REUTERS/Toby Melville

Britain's Chancellor of the Exchequer, George Osborne, delivers a keynote address at a dinner held by the CBI (Confederation of British Industry) in central London May 20, 2015.

One of the scariest rules for senior UK bankers was just softened.

It's to do with proving a manager's guilt when a scandal, like rate fixing manipulation, hits a bank.

The so-called senior managers regime, which comes into effect next year, was designed to make top bankers prove they did everything they could to prevent bad conduct.

But a U-turn from the Treasury on Thursday means the burden of proof now falls onto regulators, who will have to prove they did know something was wrong.

Senior managers will still be required to show they behaved well, but now it's a "duty of responsibility" to do so, rather than a "presumption" that they didn't. The three-word change makes all the difference.
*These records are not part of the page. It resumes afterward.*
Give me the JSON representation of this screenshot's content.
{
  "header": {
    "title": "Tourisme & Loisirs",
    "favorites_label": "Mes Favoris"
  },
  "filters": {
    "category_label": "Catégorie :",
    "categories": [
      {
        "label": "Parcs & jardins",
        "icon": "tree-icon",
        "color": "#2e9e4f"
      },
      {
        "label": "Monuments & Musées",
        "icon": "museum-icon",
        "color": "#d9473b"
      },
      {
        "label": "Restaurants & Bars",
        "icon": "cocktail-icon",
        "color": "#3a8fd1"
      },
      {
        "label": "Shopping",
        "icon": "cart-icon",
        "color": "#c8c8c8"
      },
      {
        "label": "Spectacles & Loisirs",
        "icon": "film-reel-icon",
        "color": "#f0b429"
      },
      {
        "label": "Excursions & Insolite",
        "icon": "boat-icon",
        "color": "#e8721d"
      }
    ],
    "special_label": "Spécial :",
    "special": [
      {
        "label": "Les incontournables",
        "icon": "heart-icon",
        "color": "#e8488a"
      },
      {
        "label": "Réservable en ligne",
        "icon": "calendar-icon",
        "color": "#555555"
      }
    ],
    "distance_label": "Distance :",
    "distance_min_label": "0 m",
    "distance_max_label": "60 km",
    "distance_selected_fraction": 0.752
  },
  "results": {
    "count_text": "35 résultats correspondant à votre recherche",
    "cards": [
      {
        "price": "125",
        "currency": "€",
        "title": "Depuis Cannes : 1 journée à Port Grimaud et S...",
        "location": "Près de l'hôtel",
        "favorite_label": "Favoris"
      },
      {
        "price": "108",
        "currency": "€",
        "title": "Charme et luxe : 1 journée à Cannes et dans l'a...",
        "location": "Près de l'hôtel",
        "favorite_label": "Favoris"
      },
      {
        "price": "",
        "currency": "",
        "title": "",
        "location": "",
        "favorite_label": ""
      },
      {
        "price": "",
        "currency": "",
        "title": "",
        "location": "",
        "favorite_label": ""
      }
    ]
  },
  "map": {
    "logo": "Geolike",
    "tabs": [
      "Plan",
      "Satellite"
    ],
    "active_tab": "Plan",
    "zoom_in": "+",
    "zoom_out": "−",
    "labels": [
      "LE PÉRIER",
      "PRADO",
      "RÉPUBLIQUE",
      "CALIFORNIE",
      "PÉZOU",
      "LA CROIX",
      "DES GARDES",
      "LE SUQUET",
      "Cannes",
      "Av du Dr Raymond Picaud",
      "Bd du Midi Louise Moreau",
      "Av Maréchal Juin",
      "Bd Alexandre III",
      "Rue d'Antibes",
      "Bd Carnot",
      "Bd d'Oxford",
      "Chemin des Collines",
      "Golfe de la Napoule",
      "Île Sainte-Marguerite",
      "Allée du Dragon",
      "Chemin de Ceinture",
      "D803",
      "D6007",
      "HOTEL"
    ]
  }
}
The rule in its previous, tougher form had worried a lot of banking executives because they were concerned they would end up on the hook for scandals at their bank - even if they couldn't have possibly done anything about it.

Barclays even warned board members to challenge people who were making an "unusual" amount of money, because of the likelihood that the high profits would come from wrong-doing.

The Bank of England played down the change.

"This change is one of process, not substance. The focus for firms and individuals should be on complying with both the letter and the spirit of the rules rather than considering ways to circumvent them," said Andrew Bailey, the UK's top banking regulator and a deputy governor at the BoE.

This may be true, but, in the case of the senior managers rule, the process and the substance were the same thing.

The way the rule was to be enforced - by getting bankers to prove innocence rather than having a more poorly funded regulator try to find them guilty - was the whole reason it was taken seriously by the banks in the first place.